SELECT COUNT(*) AS 'Number of matches' FROM locusgene WHERE locus REGEXP 'AT1G[0-9]{5}';

It will count the number of entries in the table locusgene where the field locus matches the regular expression 'AT1G[0-9]{5}', and output a list of one dictionary whose key is 'Number of matches'.

However, by not hardcoding the command, we could look for other regular expressions in other fields easily by changing the appropriate variables.

In [18]:
### Report 3:
fieldname = "locus" # name of the field (column) of the table
tablename = "locusgene" # name of the table

# creates a list of the corresponding regex for the chromosomes 1 to 5 (0 to 4, +1)
chromosome_regexs = ["AT" + str(num + 1) + "G[0-9]{5}" for num in range(5)]

num_of_entries = {} # "Chromosome " + number : number of entries
# will store the results

for regex in chromosome_regexs: # iterating through the list of regex
    
    ### Creating the command:
    sql3 = """SELECT COUNT(*) AS 'Number of matches' FROM """ + tablename + """ 
                     WHERE """ + fieldname + """ REGEXP '""" + regex + """'; """
    
    ### Executing the command and storing the numeric result into a dictionary:
    results3 = sql_command(connection, sql3) # executing the command with my function
    count = results3[0]["Number of matches"] # getting the number from results3
    num_of_entries["Chromosome " + regex[2]] = count # index 2 of the regex is the chromosome number

## Writing the report 3:
write_report_to_file(filename = "output_exam2.tsv", list_of_dicts = [num_of_entries], title = "Report 3: \n")
# I input the dictionary inside of a list.

#### Report 4:

Same idea as report 3, but with different variable names.

The sql command in this case returns the average of every field 'protein_length' from the table 'locusgene' where the field 'locus' matches the regular expression of each chromosome.

For example, for the first chromosome, the command would be:

SELECT AVG(protein_length) AS 'Average' FROM locusgene WHERE locus REGEXP 'AT1G[0-9]{5}';

In [19]:
### Report 4:
mean_fieldname = "protein_length" # name of the field where the mean is going to be computed
regex_fieldname = "locus" # name of the field where the regular expression is going to be matched
tablename = "locusgene" # name of the table

# we already have the chromosome_regexs list from report 3
#chromosome_regexs = ["AT" + str(num + 1) + "G[0-9]{5}" for num in range(5)]

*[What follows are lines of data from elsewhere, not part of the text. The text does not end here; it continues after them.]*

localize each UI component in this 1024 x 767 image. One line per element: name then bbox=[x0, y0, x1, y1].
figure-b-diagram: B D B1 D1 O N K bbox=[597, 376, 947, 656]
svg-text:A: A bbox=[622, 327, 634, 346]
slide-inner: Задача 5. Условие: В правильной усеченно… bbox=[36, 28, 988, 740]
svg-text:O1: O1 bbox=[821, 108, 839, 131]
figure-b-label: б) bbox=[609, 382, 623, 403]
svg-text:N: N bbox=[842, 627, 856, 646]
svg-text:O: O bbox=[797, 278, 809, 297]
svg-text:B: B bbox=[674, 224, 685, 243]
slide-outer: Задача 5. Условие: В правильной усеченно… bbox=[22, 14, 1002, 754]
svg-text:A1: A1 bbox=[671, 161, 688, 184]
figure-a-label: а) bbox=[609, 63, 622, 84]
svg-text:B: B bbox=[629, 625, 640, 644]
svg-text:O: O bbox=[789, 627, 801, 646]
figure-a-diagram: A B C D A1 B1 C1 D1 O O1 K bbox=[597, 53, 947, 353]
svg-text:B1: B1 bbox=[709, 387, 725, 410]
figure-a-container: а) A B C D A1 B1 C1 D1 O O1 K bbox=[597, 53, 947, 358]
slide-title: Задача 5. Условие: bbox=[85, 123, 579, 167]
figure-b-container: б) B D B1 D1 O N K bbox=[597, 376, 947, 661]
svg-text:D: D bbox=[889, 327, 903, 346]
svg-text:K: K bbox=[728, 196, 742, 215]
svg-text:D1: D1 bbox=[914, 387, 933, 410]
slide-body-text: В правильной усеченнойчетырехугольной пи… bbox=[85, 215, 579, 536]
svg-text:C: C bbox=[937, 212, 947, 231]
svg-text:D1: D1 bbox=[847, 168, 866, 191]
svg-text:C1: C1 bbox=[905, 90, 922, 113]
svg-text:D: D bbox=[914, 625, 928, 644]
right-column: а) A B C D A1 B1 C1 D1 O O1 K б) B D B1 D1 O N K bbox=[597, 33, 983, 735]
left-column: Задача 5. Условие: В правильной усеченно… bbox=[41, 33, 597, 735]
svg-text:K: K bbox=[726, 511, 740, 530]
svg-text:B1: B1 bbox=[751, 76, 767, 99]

average_lengths = {} # "Chromosome " + number : average protein length
# will store the results

for regex in chromosome_regexs:
    ### Creating the command:
    sql4 = """SELECT AVG(""" + mean_fieldname + """) AS 'Average' FROM """ + tablename + """ 
              WHERE """ + regex_fieldname + """ REGEXP '""" + regex + """'; """
    
    ### Executing the command and storing the numeric result into a dictionary:
    results4 = sql_command(connection, sql4) # executing the command with my function
    average = results4[0]["Average"] # getting the number from results4
    average_lengths["Chromosome " + regex[2]] = average # index 2 of the regex is the chromosome number

## Writing the report 4:
write_report_to_file(filename = "output_exam2.tsv", list_of_dicts = [average_lengths], title = "Report 4: \n")
# I input the dictionary inside of a list.